Машенька сидела около дальней койки очнувшегося безымянного капитана, протирала его лицо мокрым тампоном и говорила, говорила что-то притишенным голосом, каким говорят только с засыпающими детьми или вот с такими тяжелобольными.

— Потом, — сказал Курочка. — Ты вот что... Не морочь себе голову. Никто тебя не ищет. В тот вечер, когда ты уехал с лейтенантом, станцию страшно бомбили, много людей погибло. Посчитали и тебя убитым.

— Бомбили? Откуда вы знаете?

Василий Федорович совсем о другом хотел сказать Боре, но вырвалось это, с лёта придуманное, и теперь он не собирался на попятную. Передохнув сколько-то, ответил:

— Как не знать. Тогда меня в штаб полка вызывали. Штаб в том городишке стоял. Как его?

— Смолевичи.

— Не забыл? Правильно — Смолевичи.

Упоминание штаба как детонатор воздействовало на мозг лейтенанта Гончарова Закинув назад здоровую руку, он ухватился за кроватное изголовье, сминая подушку, подтянулся и сел.

— Слушай, Смыслов, — окликнул он, — забери Бориса в свой полк. В твоих руках вся писанина. Целый штаб. Сделаешь для парня святое дело, он не только хлеб отработает...

— Вот это уже что-то, — бормотнул Якухин и теперь окончательно направился к выходу.
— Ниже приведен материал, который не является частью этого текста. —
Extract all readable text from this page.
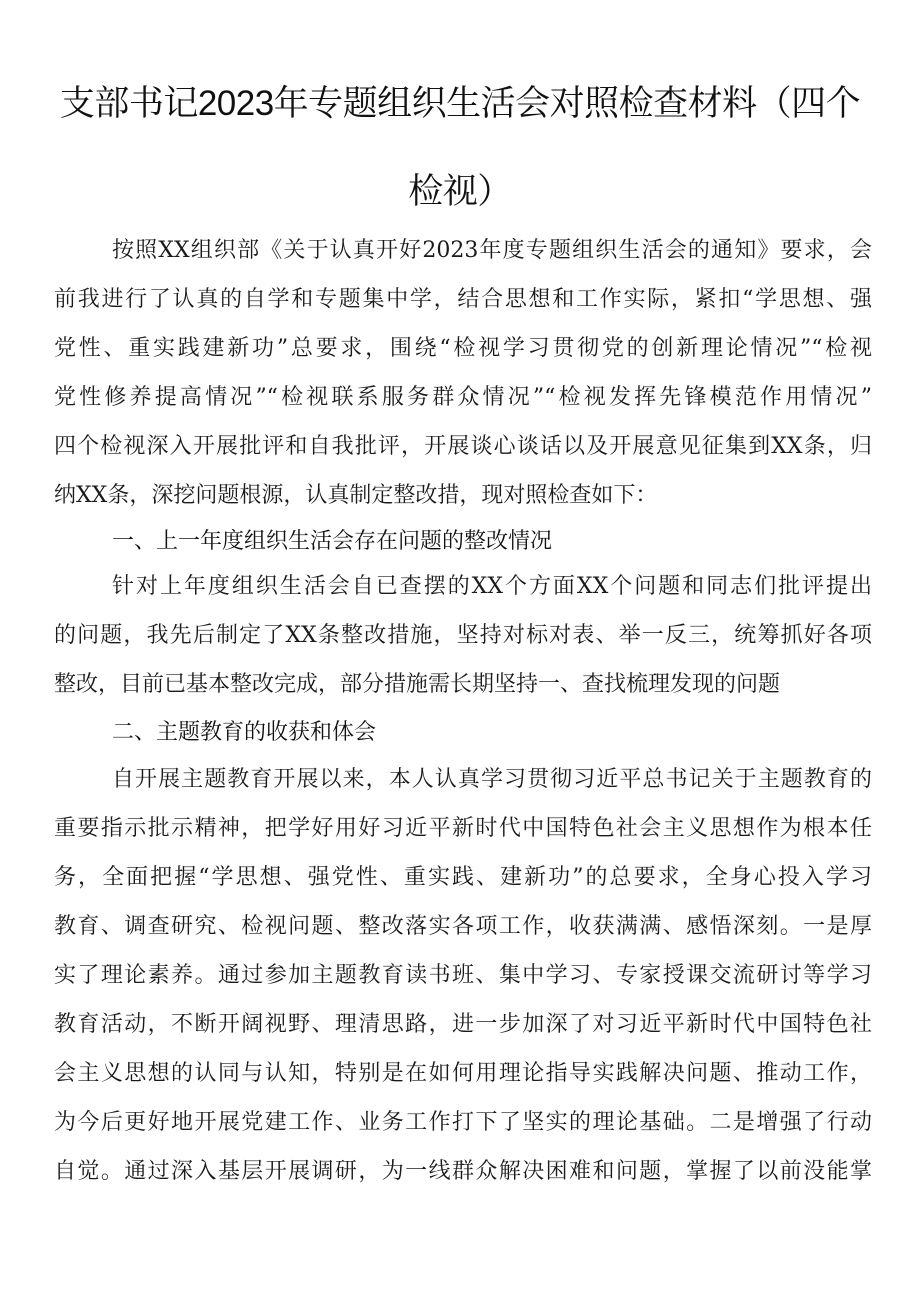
支部书记2023年专题组织生活会对照检查材料（四个
检视）
按照XX组织部《关于认真开好2023年度专题组织生活会的通知》要求，会
前我进行了认真的自学和专题集中学，结合思想和工作实际，紧扣“学思想、强
党性、重实践建新功”总要求，围绕“检视学习贯彻党的创新理论情况”“检视
党性修养提高情况”“检视联系服务群众情况”“检视发挥先锋模范作用情况”
四个检视深入开展批评和自我批评，开展谈心谈话以及开展意见征集到XX条，归
纳XX条，深挖问题根源，认真制定整改措，现对照检查如下：
一、上一年度组织生活会存在问题的整改情况
针对上年度组织生活会自已查摆的XX个方面XX个问题和同志们批评提出
的问题，我先后制定了XX条整改措施，坚持对标对表、举一反三，统筹抓好各项
整改，目前已基本整改完成，部分措施需长期坚持一、查找梳理发现的问题
二、主题教育的收获和体会
自开展主题教育开展以来，本人认真学习贯彻习近平总书记关于主题教育的
重要指示批示精神，把学好用好习近平新时代中国特色社会主义思想作为根本任
务，全面把握“学思想、强党性、重实践、建新功”的总要求，全身心投入学习
教育、调查研究、检视问题、整改落实各项工作，收获满满、感悟深刻。一是厚
实了理论素养。通过参加主题教育读书班、集中学习、专家授课交流研讨等学习
教育活动，不断开阔视野、理清思路，进一步加深了对习近平新时代中国特色社
会主义思想的认同与认知，特别是在如何用理论指导实践解决问题、推动工作，
为今后更好地开展党建工作、业务工作打下了坚实的理论基础。二是增强了行动
自觉。通过深入基层开展调研，为一线群众解决困难和问题，掌握了以前没能掌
Услышав, о чем сказал Гончаров, Боря сунул костыль под мышку, вернулся к Смыслову В шаге от него растерянно остановился. Не только этот шаг, что-то еще отделяло его сейчас от Смыслова. Растопыренные костыли, халат нараспашку, нога подшибленно подогнута... К этой неуклюжести добавилась неловкая, растерянная улыбка.
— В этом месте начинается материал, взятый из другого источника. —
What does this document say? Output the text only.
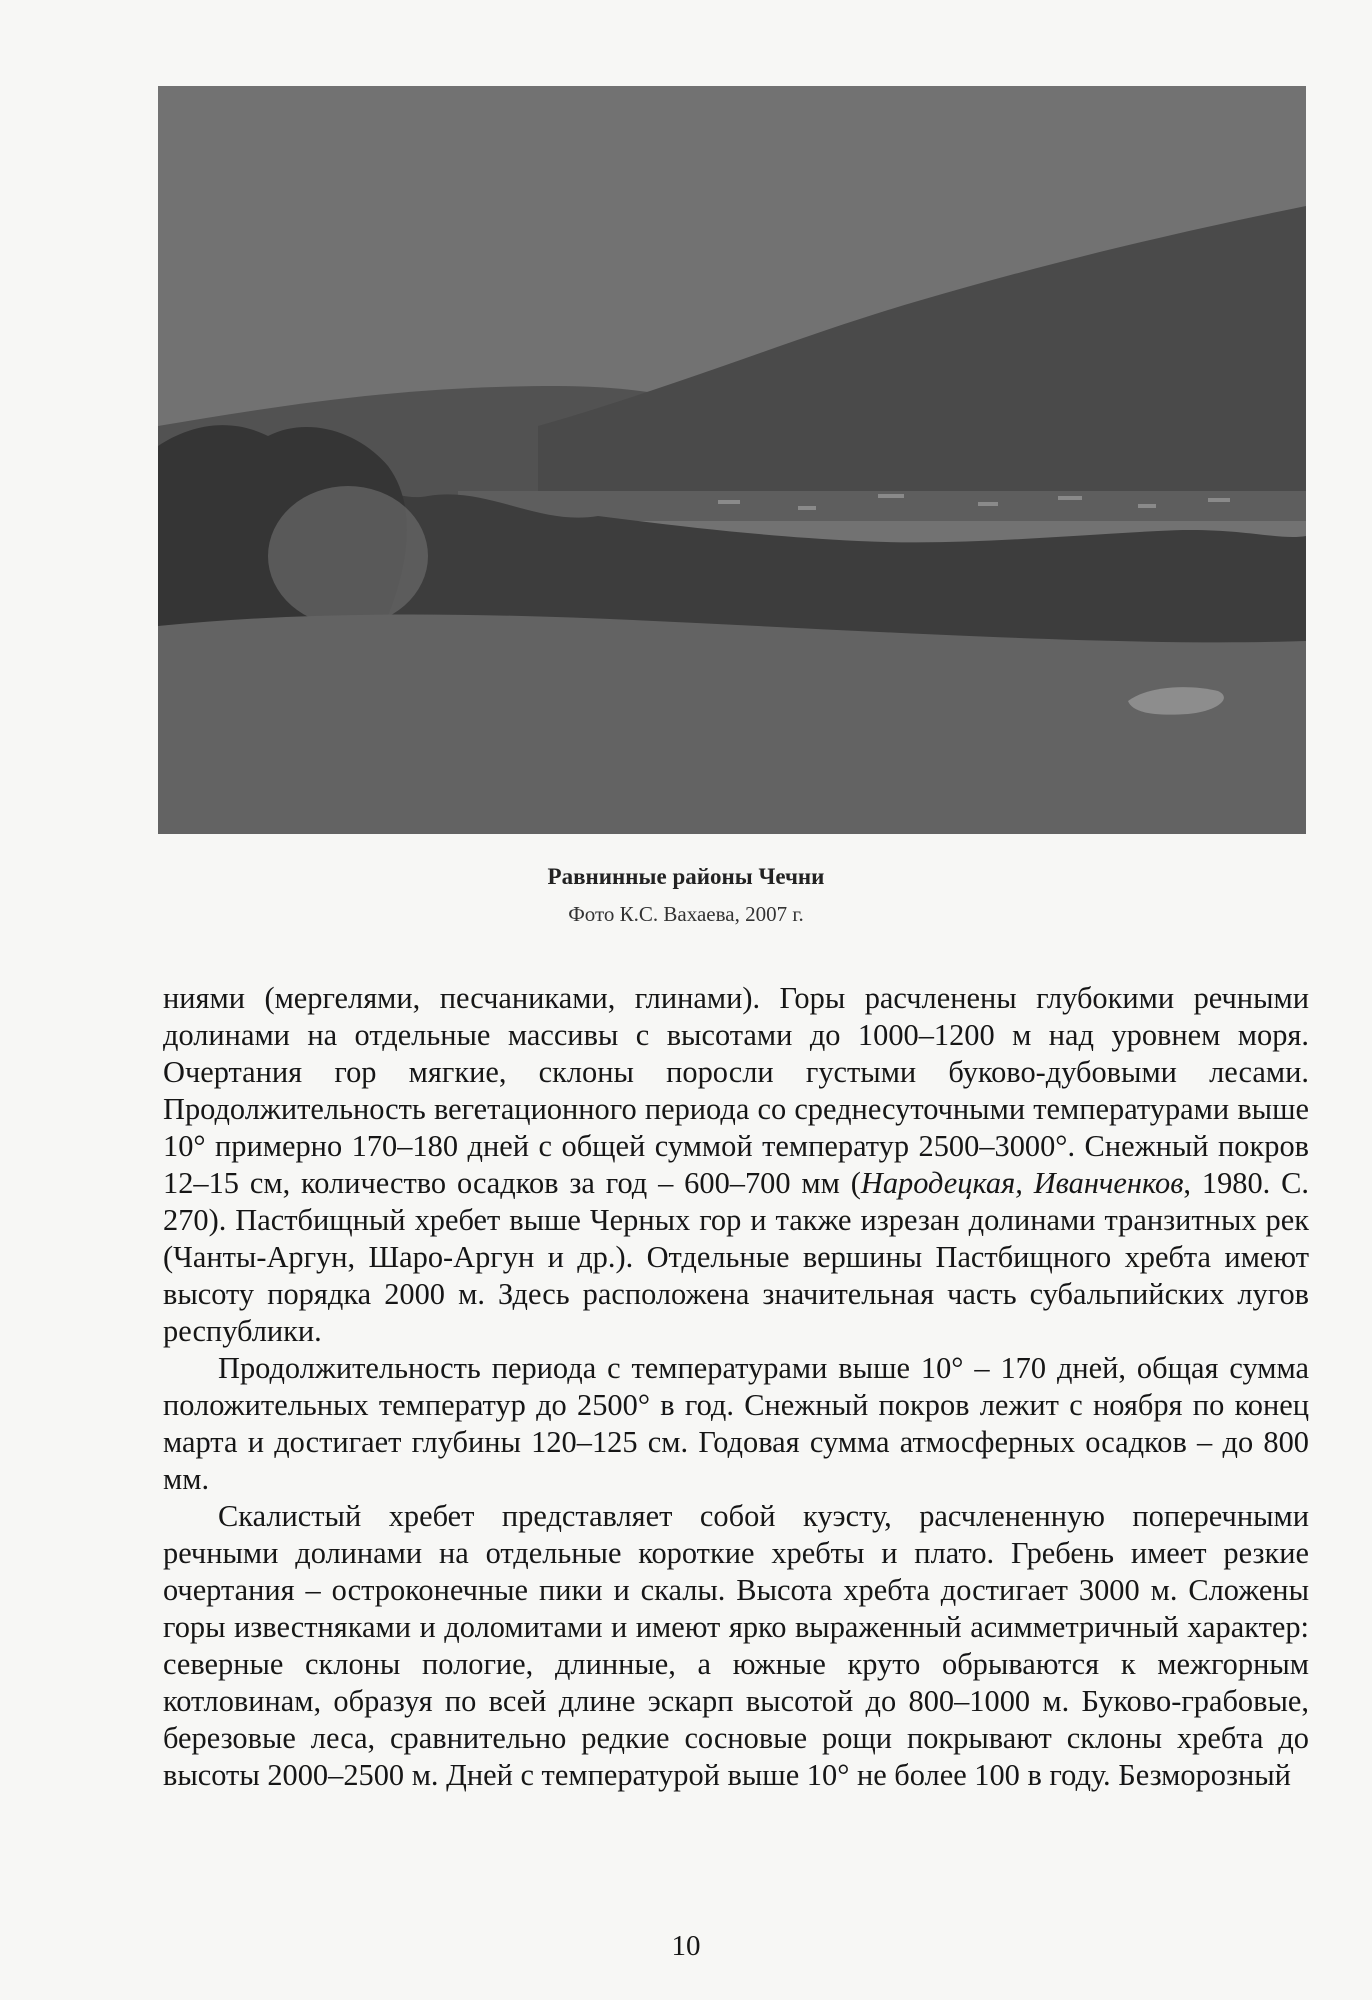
Равнинные районы Чечни
Фото К.С. Вахаева, 2007 г.

ниями (мергелями, песчаниками, глинами). Горы расчленены глубокими речными долинами на отдельные массивы с высотами до 1000–1200 м над уровнем моря. Очертания гор мягкие, склоны поросли густыми буково-дубовыми лесами. Продолжительность вегетационного периода со среднесуточными температурами выше 10° примерно 170–180 дней с общей суммой температур 2500–3000°. Снежный покров 12–15 см, количество осадков за год – 600–700 мм (Народецкая, Иванченков, 1980. С. 270). Пастбищный хребет выше Черных гор и также изрезан долинами транзитных рек (Чанты-Аргун, Шаро-Аргун и др.). Отдельные вершины Пастбищного хребта имеют высоту порядка 2000 м. Здесь расположена значительная часть субальпийских лугов республики.

Продолжительность периода с температурами выше 10° – 170 дней, общая сумма положительных температур до 2500° в год. Снежный покров лежит с ноября по конец марта и достигает глубины 120–125 см. Годовая сумма атмосферных осадков – до 800 мм.

Скалистый хребет представляет собой куэсту, расчлененную поперечными речными долинами на отдельные короткие хребты и плато. Гребень имеет резкие очертания – остроконечные пики и скалы. Высота хребта достигает 3000 м. Сложены горы известняками и доломитами и имеют ярко выраженный асимметричный характер: северные склоны пологие, длинные, а южные круто обрываются к межгорным котловинам, образуя по всей длине эскарп высотой до 800–1000 м. Буково-грабовые, березовые леса, сравнительно редкие сосновые рощи покрывают склоны хребта до высоты 2000–2500 м. Дней с температурой выше 10° не более 100 в году. Безморозный

10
— Выходит, правда, что ты... что вы...

Смыслов глядел на Борю, а сам внимал назревавшему в голове звону. Сейчас поднимется до невероятной высоты, как всегда, неистово лопнет перетянутой струной... Но звон не вздымался, стихал и наконец журчаще распался. Радуясь обновившемуся состоянию, Смыслов улыбнулся Боре и, перегодив малость, спросил чуть построжавшим голосом:

— Пойдешь со мной в артполк? Теперь, разумеется, на законном основании.

* * *

Гончаров читал «Тиесу», интересные газетные сообщения переводил или пересказывал.
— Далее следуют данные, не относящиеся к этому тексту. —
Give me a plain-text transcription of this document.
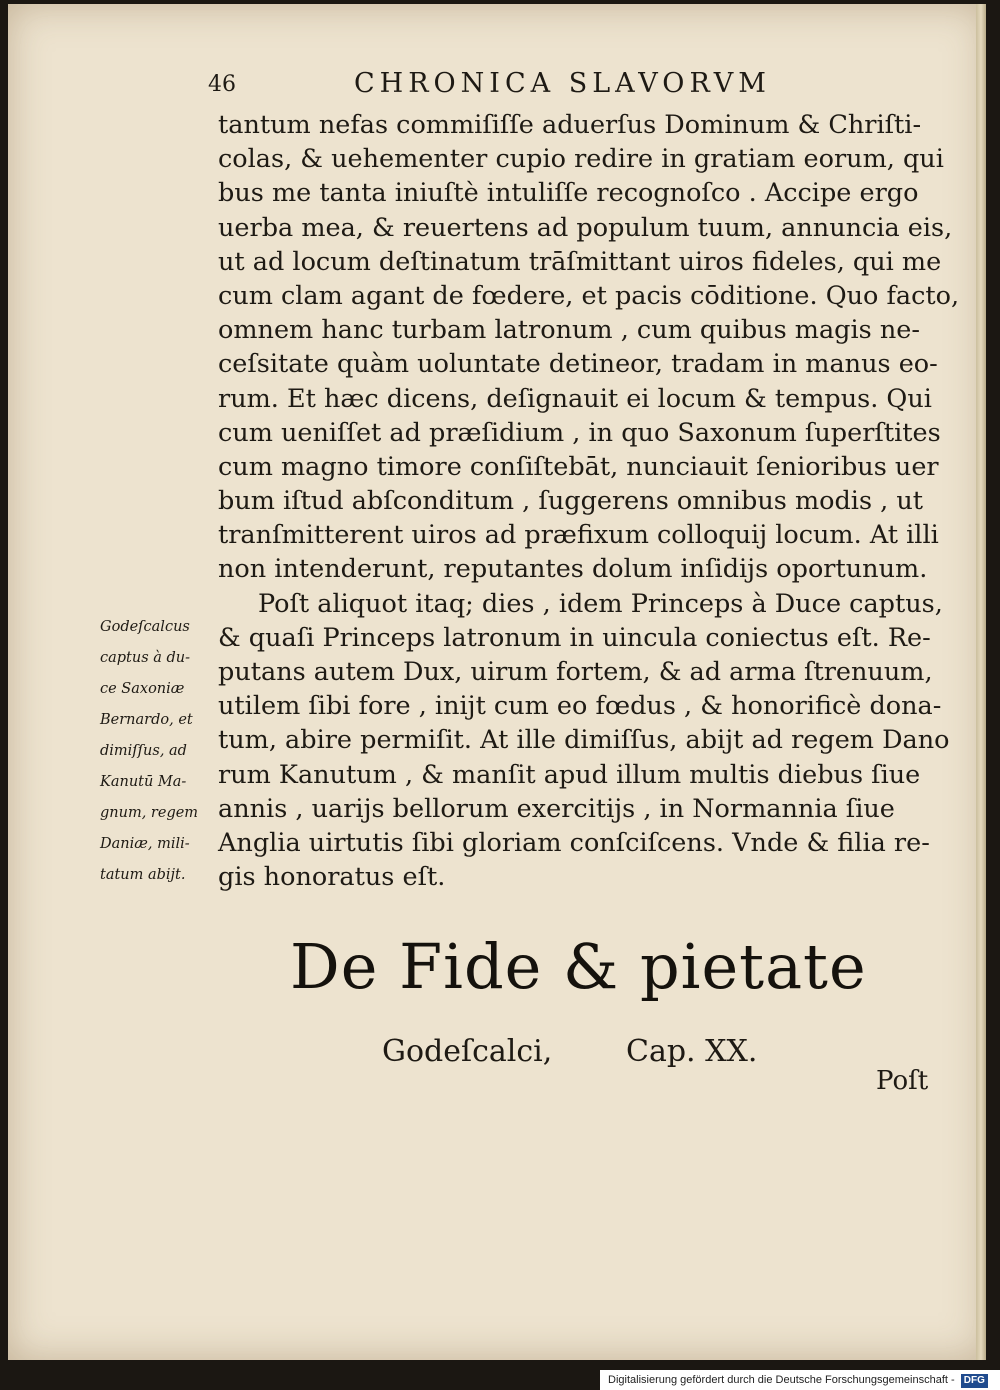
46	CHRONICA SLAVORVM
tantum nefas commiſiſſe aduerſus Dominum & Chriſti-
colas, & uehementer cupio redire in gratiam eorum, qui
bus me tanta iniuſtè intuliſſe recognoſco . Accipe ergo
uerba mea, & reuertens ad populum tuum, annuncia eis,
ut ad locum deſtinatum trāſmittant uiros fideles, qui me
cum clam agant de fœdere, et pacis cōditione. Quo facto,
omnem hanc turbam latronum , cum quibus magis ne-
ceſsitate quàm uoluntate detineor, tradam in manus eo-
rum. Et hæc dicens, deſignauit ei locum & tempus. Qui
cum ueniſſet ad præſidium , in quo Saxonum ſuperſtites
cum magno timore conſiſtebāt, nunciauit ſenioribus uer
bum iſtud abſconditum , ſuggerens omnibus modis , ut
tranſmitterent uiros ad præfixum colloquij locum. At illi
non intenderunt, reputantes dolum inſidijs oportunum.
Poſt aliquot itaq; dies , idem Princeps à Duce captus,
& quaſi Princeps latronum in uincula coniectus eſt. Re-
putans autem Dux, uirum fortem, & ad arma ſtrenuum,
utilem ſibi fore , inijt cum eo fœdus , & honorificè dona-
tum, abire permiſit. At ille dimiſſus, abijt ad regem Dano
rum Kanutum , & manſit apud illum multis diebus ſiue
annis , uarijs bellorum exercitijs , in Normannia ſiue
Anglia uirtutis ſibi gloriam conſciſcens. Vnde & filia re-
gis honoratus eſt.
Godeſcalcus
captus à du-
ce Saxoniæ
Bernardo, et
dimiſſus, ad
Kanutū Ma-
gnum, regem
Daniæ, mili-
tatum abijt.
De Fide & pietate
Godeſcalci, Cap. XX.
Poſt
Digitalisierung gefördert durch die Deutsche Forschungsgemeinschaft - DFG
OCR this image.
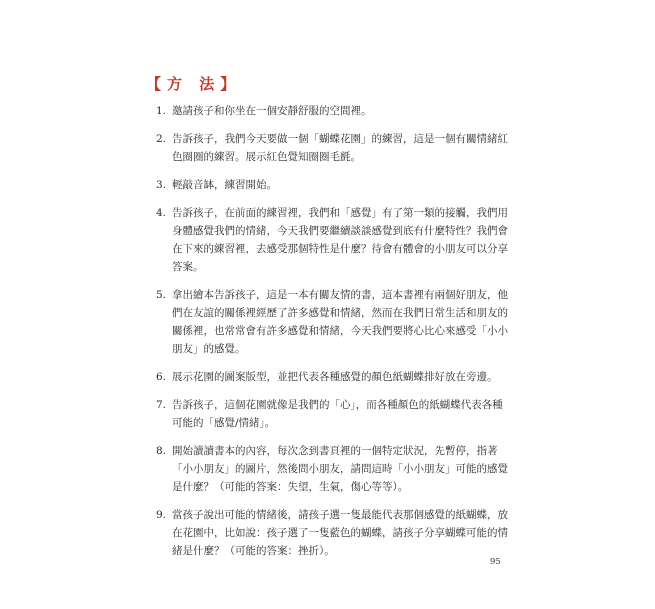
【方 法】
1. 邀請孩子和你坐在一個安靜舒服的空間裡。
2. 告訴孩子，我們今天要做一個「蝴蝶花園」的練習，這是一個有關情緒紅色圈圈的練習。展示紅色覺知圈圈毛氈。
3. 輕敲音缽，練習開始。
4. 告訴孩子，在前面的練習裡，我們和「感覺」有了第一類的接觸，我們用身體感覺我們的情緒，今天我們要繼續談談感覺到底有什麼特性？我們會在下來的練習裡，去感受那個特性是什麼？待會有體會的小朋友可以分享答案。
5. 拿出繪本告訴孩子，這是一本有關友情的書，這本書裡有兩個好朋友，他們在友誼的關係裡經歷了許多感覺和情緒，然而在我們日常生活和朋友的關係裡，也常常會有許多感覺和情緒，今天我們要將心比心來感受「小小朋友」的感覺。
6. 展示花園的圖案版型，並把代表各種感覺的顏色紙蝴蝶排好放在旁邊。
7. 告訴孩子，這個花園就像是我們的「心」，而各種顏色的紙蝴蝶代表各種可能的「感覺/情緒」。
8. 開始讀讀書本的內容，每次念到書頁裡的一個特定狀況，先暫停，指著「小小朋友」的圖片，然後問小朋友，請問這時「小小朋友」可能的感覺是什麼？（可能的答案：失望，生氣，傷心等等）。
9. 當孩子說出可能的情緒後，請孩子選一隻最能代表那個感覺的紙蝴蝶，放在花園中，比如說：孩子選了一隻藍色的蝴蝶，請孩子分享蝴蝶可能的情緒是什麼？（可能的答案：挫折）。
95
— Болгария-то — лапки кверху, капитулировала, — известил он. — Мало того, сразу же и войну объявила Германии.

Три дня назад — Финляндия, еще раньше — Румыния, теперь вот Болгария. Отваливаются сателлиты от Гитлера Поговорили об этом, о близкой и полной победе. Поражаясь сам себе, больше и азартнее всех говорил Смыслов. Первым обратил на это внимание Владимир Петрович. Весело глядя на Смыслова, спросил смехом:

— Чем это ты во рту смазал, заикастый?

Тут и до Смыслова дошло, что с ним стало: пока говорил, ни одна согласная не застряла в горле, не склеила губ. Вот она, загадка обновления! Посигналил Гончарову, чтобы помалкивал, подозвал Машеньку Та живо оказалась подле. Смыслов сдвинулся, освободил место на краю постели, попросил с улыбкой:

— П-полечи заику, Машенька, т-ты всякие наговоры знаешь.

Машенька приняла игру. Чтобы не быть праздной в задержке возле раненого, обхватила его запястье, стала нащупывать пульс. Весело щурясь, сказала:

— Я знаю только от икоты. Вот такой: «Икота-икота, уйди от Федота, с Федота на Якова, с Якова на всякого». Не помогает? Давай еще раз. Только не мигай, смотри в глаза.

— Нет, ты сочини про заику.

— Не умею сочинять.

— Я помогу Заика-спотыка, от Смыслова уйди-ка...

Придумывая, Машенька напрягла лоб и чуть спустя подправила Смыслова:

— Заика-спотыка, от Гани уйди-ка... — конфузливо приостановилась, — от Гани уйди-ка к нечистому бесу, от беса... до леса, с леса на Якова, с Якова на всякого.

Она прыснула, зажала ладошкой рот.

— На всякого не надо бы, — весело блестел глазами Смыслов, — лучше так: «С Якова — на гада на всякого».

Машенька подозрительно прислушивалась, к его речи и ликовала.

— Об-ман-щи-ик... — ткнула его пальчиком в голое в прорехе рубашки тело. — Прошла заикливость? Поправился?

— Ты наколдовала, вот и поправился. Наклонись-ка. Машенька приблизила ухо, ожидая услышать что-то некасаемое других. Услышала теплое и нежное прикосновение губ.

— Вот еще... Выдумал, — благонравно покраснела Машенька и, косясь на койки с ранеными, приложила ладонь к щеке, притаила для себя дорогое прикосновение.